Man guilty of car break-ins to be freed May 20

One of Jackson County's most notorious thieves is returning to the area after his prison sentence was cut short by nearly two years.

Police and victims of Eric One Ziegler's crime rampage, during which he broke into more than 60 cars and made off with at least $50,000 in property, are disturbed that he qualified for early release.

"Many of the people we deal with are basically good people who make a series of bad choices," Jackson County sheriff's Detective Sgt. Colin Fagan said. "But Eric One Ziegler had no conscience and I don't think he is a capable of rehabilitation."

Ziegler, 36, pleaded guilty in 2004 to a dozen charges, including first-degree burglary, aggravated first-degree theft, first-degree theft and identity theft for a spree that had police scrambling to solve a huge increase in car break-ins and burglaries across the Rogue Valley.

Ziegler was sentenced to six years in prison. However, incarceration did not keep him from indulging in a life of crime.

Less than a year later, he was linked to more identity thefts, mostly from his previous victims, once he landed behind bars. He received the victims' information from police reports provided to him by his probation officer.

In addition, he was charged with felony witness-tampering for threatening to kill his former accomplice, a woman whom police say has since gotten her life back together, from behind bars.

These crimes added an additional two years onto Ziegler's sentence. He will not serve those two years after being awarded early release.

Ziegler recently was accepted into an alternative incarceration program and is expected to be released on May 20, according to Oregon Department of Corrections documents obtained by the Mail Tribune.

There was language included in Ziegler's plea deal that opened the door to early release, Fagan said.

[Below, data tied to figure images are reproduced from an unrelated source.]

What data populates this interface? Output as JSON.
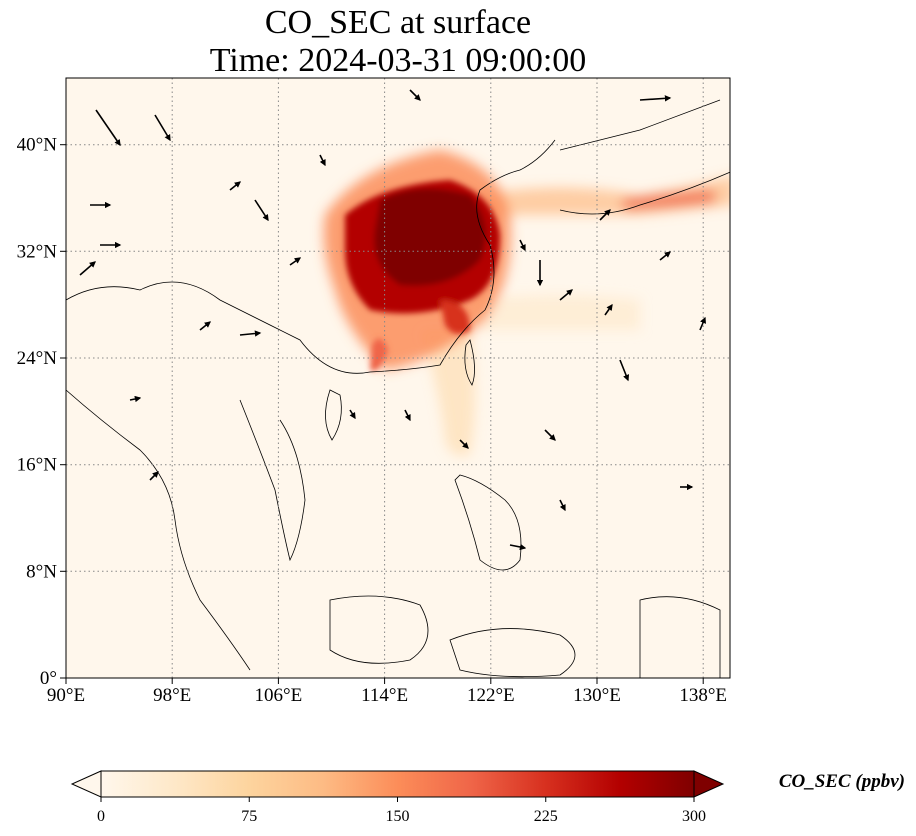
{
  "title_line1": "CO_SEC at surface",
  "title_line2": "Time: 2024-03-31 09:00:00",
  "map": {
    "projection": "PlateCarree",
    "lon_range": [
      90,
      140
    ],
    "lat_range": [
      0,
      45
    ],
    "lon_ticks": [
      {
        "value": 90,
        "label": "90°E"
      },
      {
        "value": 98,
        "label": "98°E"
      },
      {
        "value": 106,
        "label": "106°E"
      },
      {
        "value": 114,
        "label": "114°E"
      },
      {
        "value": 122,
        "label": "122°E"
      },
      {
        "value": 130,
        "label": "130°E"
      },
      {
        "value": 138,
        "label": "138°E"
      }
    ],
    "lat_ticks": [
      {
        "value": 0,
        "label": "0°"
      },
      {
        "value": 8,
        "label": "8°N"
      },
      {
        "value": 16,
        "label": "16°N"
      },
      {
        "value": 24,
        "label": "24°N"
      },
      {
        "value": 32,
        "label": "32°N"
      },
      {
        "value": 40,
        "label": "40°N"
      }
    ],
    "gridlines": "dotted gray",
    "field_colormap": "OrRd",
    "overlay": "wind vectors (black arrows)"
  },
  "colorbar": {
    "label": "CO_SEC (ppbv)",
    "min": 0,
    "max": 300,
    "ticks": [
      {
        "value": 0,
        "label": "0"
      },
      {
        "value": 75,
        "label": "75"
      },
      {
        "value": 150,
        "label": "150"
      },
      {
        "value": 225,
        "label": "225"
      },
      {
        "value": 300,
        "label": "300"
      }
    ],
    "extend": "both",
    "colors": [
      "#fff7ec",
      "#fee8c8",
      "#fdd49e",
      "#fdbb84",
      "#fc8d59",
      "#ef6548",
      "#d7301f",
      "#b30000",
      "#7f0000"
    ]
  }
}
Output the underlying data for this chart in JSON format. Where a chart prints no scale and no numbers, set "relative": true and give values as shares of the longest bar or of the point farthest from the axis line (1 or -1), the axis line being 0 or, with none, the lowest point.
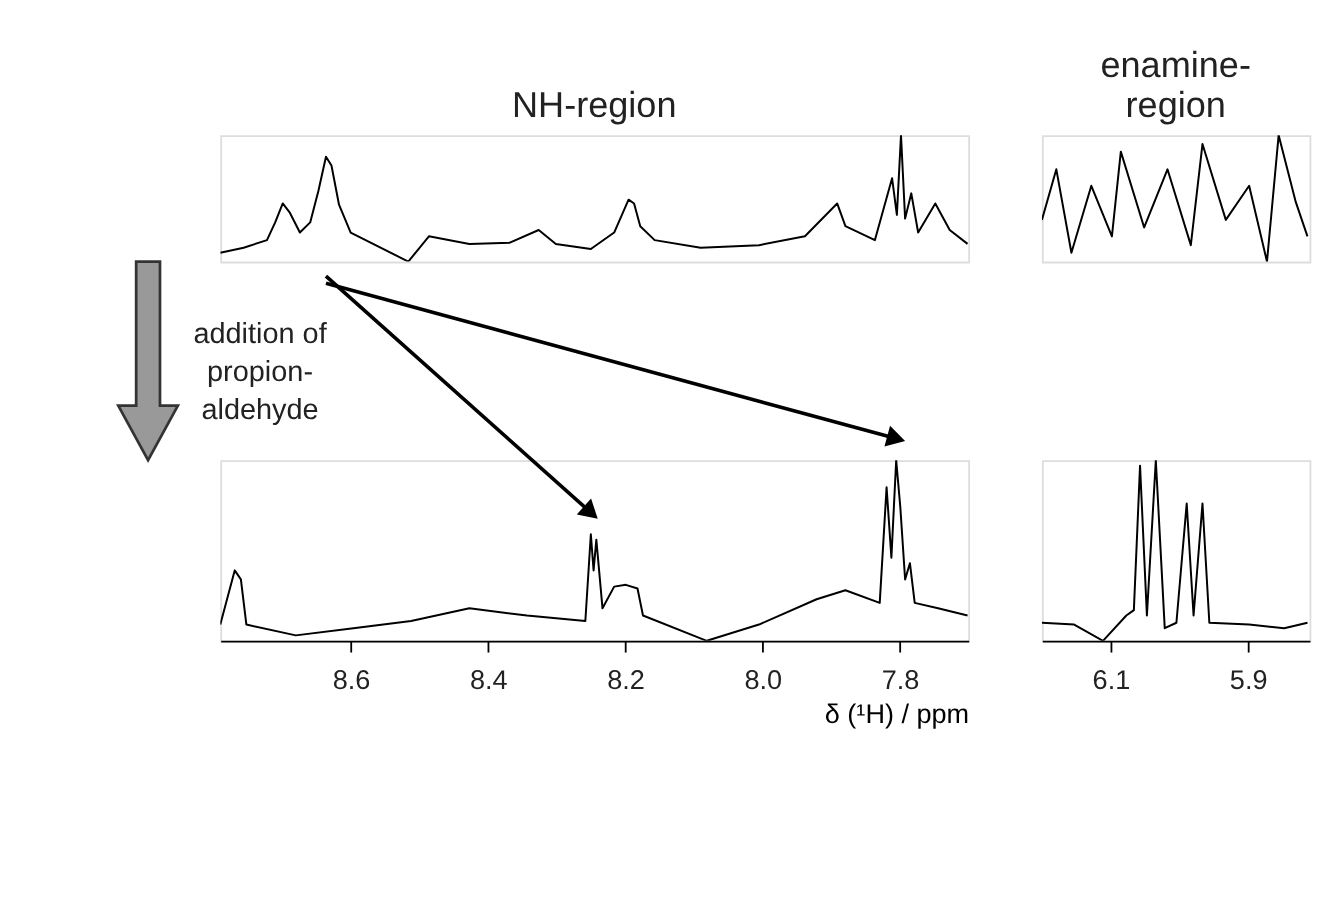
{
  "chart_data": [
    {
      "type": "line",
      "title": "NH-region",
      "relative": true,
      "color": "#000000",
      "xlim": [
        8.79,
        7.7
      ],
      "tick_labels": false,
      "annotations": [
        "addition of\npropion-\naldehyde"
      ],
      "x": [
        8.79,
        8.756,
        8.722,
        8.71,
        8.699,
        8.689,
        8.674,
        8.659,
        8.647,
        8.636,
        8.628,
        8.617,
        8.6,
        8.571,
        8.516,
        8.486,
        8.427,
        8.368,
        8.326,
        8.301,
        8.25,
        8.216,
        8.195,
        8.187,
        8.178,
        8.157,
        8.09,
        8.005,
        7.938,
        7.891,
        7.879,
        7.836,
        7.811,
        7.804,
        7.798,
        7.792,
        7.783,
        7.773,
        7.748,
        7.727,
        7.701
      ],
      "values": [
        0.07,
        0.11,
        0.17,
        0.31,
        0.46,
        0.39,
        0.23,
        0.31,
        0.56,
        0.83,
        0.76,
        0.45,
        0.23,
        0.15,
        0.0,
        0.2,
        0.14,
        0.15,
        0.25,
        0.14,
        0.1,
        0.23,
        0.49,
        0.46,
        0.28,
        0.17,
        0.11,
        0.13,
        0.2,
        0.46,
        0.28,
        0.17,
        0.66,
        0.37,
        1.0,
        0.34,
        0.54,
        0.23,
        0.46,
        0.25,
        0.14
      ]
    },
    {
      "type": "line",
      "title": "enamine-\nregion",
      "relative": true,
      "color": "#000000",
      "xlim": [
        6.2,
        5.81
      ],
      "tick_labels": false,
      "x": [
        6.2,
        6.179,
        6.157,
        6.128,
        6.098,
        6.085,
        6.051,
        6.017,
        5.983,
        5.966,
        5.932,
        5.898,
        5.872,
        5.855,
        5.83,
        5.813
      ],
      "values": [
        0.33,
        0.73,
        0.07,
        0.6,
        0.2,
        0.87,
        0.27,
        0.73,
        0.13,
        0.93,
        0.33,
        0.6,
        0.0,
        1.0,
        0.47,
        0.2
      ]
    },
    {
      "type": "line",
      "relative": true,
      "color": "#000000",
      "xlim": [
        8.79,
        7.7
      ],
      "xticks": [
        8.6,
        8.4,
        8.2,
        {
          "value": 8.0,
          "label": "8.0"
        },
        7.8
      ],
      "xlabel": "δ (¹H) / ppm",
      "x": [
        8.79,
        8.769,
        8.76,
        8.752,
        8.68,
        8.596,
        8.512,
        8.427,
        8.343,
        8.258,
        8.25,
        8.246,
        8.242,
        8.233,
        8.216,
        8.199,
        8.182,
        8.174,
        8.081,
        8.005,
        7.921,
        7.879,
        7.829,
        7.819,
        7.812,
        7.805,
        7.799,
        7.792,
        7.785,
        7.778,
        7.744,
        7.701
      ],
      "values": [
        0.09,
        0.39,
        0.34,
        0.09,
        0.03,
        0.07,
        0.11,
        0.18,
        0.14,
        0.11,
        0.59,
        0.39,
        0.56,
        0.18,
        0.3,
        0.31,
        0.29,
        0.14,
        0.0,
        0.09,
        0.23,
        0.28,
        0.21,
        0.85,
        0.46,
        1.0,
        0.74,
        0.34,
        0.43,
        0.21,
        0.18,
        0.14
      ]
    },
    {
      "type": "line",
      "relative": true,
      "color": "#000000",
      "xlim": [
        6.2,
        5.81
      ],
      "xticks": [
        6.1,
        5.9
      ],
      "x": [
        6.2,
        6.153,
        6.111,
        6.077,
        6.066,
        6.057,
        6.047,
        6.034,
        6.021,
        6.004,
        5.989,
        5.979,
        5.966,
        5.956,
        5.898,
        5.847,
        5.813
      ],
      "values": [
        0.1,
        0.09,
        0.0,
        0.14,
        0.17,
        0.97,
        0.14,
        1.0,
        0.07,
        0.1,
        0.76,
        0.14,
        0.76,
        0.1,
        0.09,
        0.07,
        0.1
      ]
    }
  ]
}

"This is exactly why some people have had their faith shaken by the criminal justice system," Fagan said.

Jackson County Commissioner C.W. Smith is one of those who believe the system could use some serious repair. Ziegler broke into a car belonging to Smith's wife. He stole money and personal items from the car, Smith said.

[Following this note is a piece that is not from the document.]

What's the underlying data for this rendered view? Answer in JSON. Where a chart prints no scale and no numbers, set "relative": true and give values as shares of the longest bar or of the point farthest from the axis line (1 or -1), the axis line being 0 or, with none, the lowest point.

"It was devastating to us," Smith said. "It wasn't so much the money, but the keepsakes from our children were difficult to lose."

During extensive interviews in 2004 with Fagan and Medford Detective Bill Ford, Ziegler estimated he had broken into more than 500 cars in his lifetime. His crime spree led local police to Eugene, Klamath Falls and several other areas of Portland where merchandise Ziegler nabbed from cars and homes appeared in pawn shops.

Fagan and Ford plan to meet with Ziegler and his probation officer once he returns to Medford.

If he commits a criminal act or violates the terms of his parole within his first 90 days of freedom, he will be returned to prison to finish his sentence, Fagan said.

Medford police Deputy Chief Tim George said he hopes Ziegler has learned a lesson during his time in prison, but he is doubtful.

"Whether he can stay out of trouble is not a bet I'm willing to make," George said.